La regista francese, salita sul palco per ritirare il premio, si è lanciata in un’accesa critica verso la riforma delle pensioni del suo paese, colpevole di aver gravemente debilitato l’industria del Cinema. «Dedico il premio a tutti i giovani registi uomini e donne e quelli che non riescono a fare il loro film», ha dichiarato. Non si è fatta attendere la reazione del Ministro della Cultura francese, Rima Abdul Malak, che su Twitter si è detta “disgustata”.
Il Gran Prix della giuria è andato a The zone of interest, di Jonathan Glazer (regista celebre, oltre che per film di culto come Under the skin e Sexy Beast, anche per gli incredibili videoclip musicali realizzati per band come Massive Attack, Blur e Radiohead).
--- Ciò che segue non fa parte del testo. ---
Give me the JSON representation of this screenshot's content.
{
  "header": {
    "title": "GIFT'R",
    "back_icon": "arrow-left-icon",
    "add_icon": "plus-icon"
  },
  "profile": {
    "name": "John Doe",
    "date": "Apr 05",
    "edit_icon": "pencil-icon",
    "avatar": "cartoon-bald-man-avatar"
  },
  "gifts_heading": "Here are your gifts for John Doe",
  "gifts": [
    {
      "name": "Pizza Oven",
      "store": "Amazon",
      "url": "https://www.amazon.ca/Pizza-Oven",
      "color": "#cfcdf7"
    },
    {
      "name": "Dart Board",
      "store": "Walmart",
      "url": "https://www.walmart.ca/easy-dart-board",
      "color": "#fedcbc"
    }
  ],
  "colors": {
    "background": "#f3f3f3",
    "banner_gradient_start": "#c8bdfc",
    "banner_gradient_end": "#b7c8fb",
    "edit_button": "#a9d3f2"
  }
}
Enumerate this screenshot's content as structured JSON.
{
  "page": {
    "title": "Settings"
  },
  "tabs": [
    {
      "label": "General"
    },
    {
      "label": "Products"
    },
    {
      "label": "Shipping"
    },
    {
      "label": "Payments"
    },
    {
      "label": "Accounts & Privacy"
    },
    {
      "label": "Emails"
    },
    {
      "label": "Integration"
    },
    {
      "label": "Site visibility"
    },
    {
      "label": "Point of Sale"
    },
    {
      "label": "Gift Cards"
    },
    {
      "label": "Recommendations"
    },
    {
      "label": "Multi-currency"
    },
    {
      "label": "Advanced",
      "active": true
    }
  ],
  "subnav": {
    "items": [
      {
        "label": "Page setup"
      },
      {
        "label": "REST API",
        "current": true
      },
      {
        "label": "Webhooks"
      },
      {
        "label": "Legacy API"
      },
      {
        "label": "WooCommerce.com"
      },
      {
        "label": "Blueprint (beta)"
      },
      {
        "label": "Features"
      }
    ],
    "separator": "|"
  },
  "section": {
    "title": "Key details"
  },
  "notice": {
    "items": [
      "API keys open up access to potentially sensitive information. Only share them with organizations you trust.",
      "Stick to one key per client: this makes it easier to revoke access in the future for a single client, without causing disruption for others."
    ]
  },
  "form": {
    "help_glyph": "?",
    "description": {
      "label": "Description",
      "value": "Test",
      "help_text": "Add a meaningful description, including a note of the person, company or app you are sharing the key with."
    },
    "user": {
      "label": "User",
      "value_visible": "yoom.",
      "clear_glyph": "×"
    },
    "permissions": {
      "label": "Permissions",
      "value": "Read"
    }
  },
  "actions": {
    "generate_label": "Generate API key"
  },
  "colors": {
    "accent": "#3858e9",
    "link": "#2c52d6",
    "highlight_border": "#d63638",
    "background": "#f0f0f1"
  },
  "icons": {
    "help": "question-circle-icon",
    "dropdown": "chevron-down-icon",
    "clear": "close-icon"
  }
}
Il film, girato ad Auschwitz, racconta la quotidianità del comandante del campo Rudolf Höss, e sua moglie Hedwig (realmente esistiti), una vita idilliaca all’ombra degli orrori dell’Olocausto.
Il premio come miglior attore è andato a Koji Yakusho per Perfect Days di Wim Wenders. L’illustre regista tedesco (autore, fra gli altri, dell’irrinunciabile Il cielo sopra Berlino) torna al lungometraggio di finzione, raccontando il mondo attraverso gli occhi semplici di Hirayama, addetto alle pulizie di bagni a Tokyo appassionato di audiocassette, libri usati e fotografie in pellicola. Una commovente celebrazione delle piccole cose della vita.
Da segnalare anche il Premio della Giuria a Les Feuilles Mortes di Aki Kaurismaki, una tragicommedia che mette in scena una surreale e difficile storia d’amore fra una cassiera di supermercato e un operaio alcolizzato, due persone sole che si incontrano nella notte di Helsinki. Il regista finlandese, famoso per Miracolo a Le Havre e L’uomo senza passato, ancora una volta offre lo sguardo più lucido della sua generazione sulla condizione moderna della classe operaia.
Fuori concorso è stato presentato l’attesissimo Killers of the Flower Moon, l’ultima fatica di Martin Scorsese, che a Cannes vinse la Palma d’Oro nel 1976 con Taxi Driver. La pellicola, ambientata nell’Oklahoma degli anni ‘20, racconta la vera storia di una serie di omicidi irrisolti, che videro come vittime diversi membri degli Osage, nativi americani delle Grandi Pianure. 9 minuti di applausi hanno salutato il ritorno del regista italo-americano, che non presentava un suo film nella Selezione Ufficiale dal 1986.
Standing ovation per un altro ospite d’eccezione: Roger Corman, uno dei registi più prolifici della storia del Cinema, autore di pellicole horror piene di eccessi come La piccola bottega degli orrori, e mito personale di Quentin Tarantino, che lo ha presentato sul palco ironizzando sul concetto di guilty pleasure: «Non ho mai capito il concetto di “piacere proibito”. Il piacere è piacere!».
A conclusione del Festival, la tradizionale cerimonia di chiusura, durante la quale è stato presentato fuori concorso l’ultimo lungometraggio animato della Pixar, Elemental.
Il Cinema è cambiato, dicevamo. Forse alla fine le piattaforme di streaming avranno la meglio. Forse alla fine le sale si svuoteranno del tutto e verranno chiuse, lasciandoci solo il ricordo di quel fremito che provavamo nel buio, rischiarati dalla luce dei proiettori. Vedremo film esclusivamente nella solitudine delle nostre case. Forse.
Ma quel momento non è ancora arrivato. Il Cinema è ancora partecipazione. Non smettiamo di sognare.